Quand on vint à parler des habitants des villages voisins, on décida qu’ils ne valaient pas le diable. Près de la ville, c’étaient tous des gens qui savaient ce qu’ils avaient à faire; pour rien au monde, ils n’aideraient les fugitifs; au contraire, ils les traqueraient pour les livrer.
– Si vous saviez quels méchants paysans! Oh! quelles vilaines bêtes!
– Des paysans de rien.
– Le Sibérien est mauvais comme tout. Il vous tue un homme pour rien.
– Oh! les nôtres…
– Bien entendu, c’est à savoir qui sera le plus fort. Les nôtres ne craignent rien.
– En tout cas, si nous ne crevons pas, nous entendrons parler d’eux.
– Crois-tu par hasard qu’on les pincera?
– Je suis sûr qu’on ne les attrapera jamais! riposte un des plus excités, en donnant un grand coup de poing sur la table.
– Hum! c’est suivant comme ça tournera.
– Eh bien! camarades, dit Skouratof- si je m’évadais, de ma vie on ne me pincerait!
– Toi?
Et tout le monde part d’un éclat de rire; d’autres font semblant de ne pas même vouloir l’écouter. Mais Skouratof est en train.
– De ma vie on ne me pincerait – fait-il avec énergie. Camarades, je me le dis souvent, et ça m’étonne même. Je passerais par un trou de serrure plutôt que de me laisser pincer.
– N’aie pas peur, quand la faim te talonnerait, tu irais bel et bien demander du pain à un paysan!
Nouveaux éclats de rire.
– Du pain? menteur!
– Qu’as-tu donc à blaguer? Vous avez tué, ton oncle Vacia et toi, la mort bovine [40], c’est pour ça qu’on vous a déportés.
Les rires redoublèrent. Les forçats sérieux avaient l’air indignés.
– Menteur! cria Skouratof – c’est Mikitka qui vous a raconté cela; il ne s’agissait pas de moi, mais de l’oncle Vacia, et vous m’avez confondu avec lui. Je suis Moscovite, et vagabond dès ma plus tendre enfance. Tenez, quand le chantre m’apprenait à lire la liturgie, il me pinçait l’oreille en me disant: Répète: «Aie pitié de moi, Seigneur, par ta grande bonté», etc. Et je répétais avec lui: «On m’a emmené à la police par ta grande bonté», etc. Voilà ce que j’ai fait depuis ma plus tendre enfance.

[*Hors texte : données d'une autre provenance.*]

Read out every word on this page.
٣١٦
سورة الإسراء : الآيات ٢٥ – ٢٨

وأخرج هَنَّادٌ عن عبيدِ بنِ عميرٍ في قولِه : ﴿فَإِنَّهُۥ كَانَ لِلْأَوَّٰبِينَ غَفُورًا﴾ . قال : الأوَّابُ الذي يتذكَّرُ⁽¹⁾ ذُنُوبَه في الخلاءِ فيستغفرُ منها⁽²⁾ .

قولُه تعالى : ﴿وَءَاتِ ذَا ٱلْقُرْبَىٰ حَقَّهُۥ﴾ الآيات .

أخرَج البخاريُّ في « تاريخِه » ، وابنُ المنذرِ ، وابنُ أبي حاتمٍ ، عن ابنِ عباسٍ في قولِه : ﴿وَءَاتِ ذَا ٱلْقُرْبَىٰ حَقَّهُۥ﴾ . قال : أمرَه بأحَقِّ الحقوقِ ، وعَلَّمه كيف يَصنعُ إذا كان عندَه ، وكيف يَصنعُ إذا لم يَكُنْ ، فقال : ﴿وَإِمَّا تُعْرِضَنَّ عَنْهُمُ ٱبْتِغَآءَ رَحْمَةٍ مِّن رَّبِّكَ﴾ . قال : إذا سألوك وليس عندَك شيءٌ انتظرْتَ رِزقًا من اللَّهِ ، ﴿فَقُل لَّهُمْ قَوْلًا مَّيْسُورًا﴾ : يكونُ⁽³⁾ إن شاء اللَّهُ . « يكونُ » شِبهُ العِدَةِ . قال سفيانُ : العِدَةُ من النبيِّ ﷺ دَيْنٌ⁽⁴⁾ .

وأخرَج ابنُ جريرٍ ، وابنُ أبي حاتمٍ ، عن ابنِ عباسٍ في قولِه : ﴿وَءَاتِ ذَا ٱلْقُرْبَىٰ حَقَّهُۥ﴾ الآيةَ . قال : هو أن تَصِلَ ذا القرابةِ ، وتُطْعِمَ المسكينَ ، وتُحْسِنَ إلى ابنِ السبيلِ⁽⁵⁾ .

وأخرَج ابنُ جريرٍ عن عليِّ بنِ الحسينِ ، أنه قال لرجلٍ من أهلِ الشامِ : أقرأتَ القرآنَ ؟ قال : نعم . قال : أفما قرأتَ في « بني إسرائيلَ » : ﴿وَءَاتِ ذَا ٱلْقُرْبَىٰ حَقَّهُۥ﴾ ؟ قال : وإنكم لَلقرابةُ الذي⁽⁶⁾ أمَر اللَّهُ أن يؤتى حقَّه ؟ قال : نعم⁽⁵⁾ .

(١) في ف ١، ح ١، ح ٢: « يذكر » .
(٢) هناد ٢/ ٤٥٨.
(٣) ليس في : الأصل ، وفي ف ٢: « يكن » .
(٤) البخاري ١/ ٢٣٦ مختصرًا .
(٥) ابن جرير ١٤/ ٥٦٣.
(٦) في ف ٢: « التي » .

Tous éclatèrent de rire. C’est tout ce que Kouratof désirait, il fallait qu’il fît le bouffon. On en revint bientôt aux conversations sérieuses, surtout les vieillards et les connaisseurs en évasions. Les autres forçats plus jeunes, ou plus calmes de caractère, écoutaient tout réjouis, la tête tendue; une grande foule s’était rassemblée à la cuisine. Il n’y avait naturellement pas de sous-officiers, sans quoi l’on n’aurait point parlé devant eux à cœur ouvert. Parmi les plus joyeux je remarquai un Tartare de petite taille, aux pommettes saillantes, et dont la figure était très-comique. Il s’appelait Mametka, ne parlait presque pas le russe et ne comprenait guère ce que les autres disaient, mais il allongeait tout de même la tête dans la foule, et écoutait, écoutait avec béatitude.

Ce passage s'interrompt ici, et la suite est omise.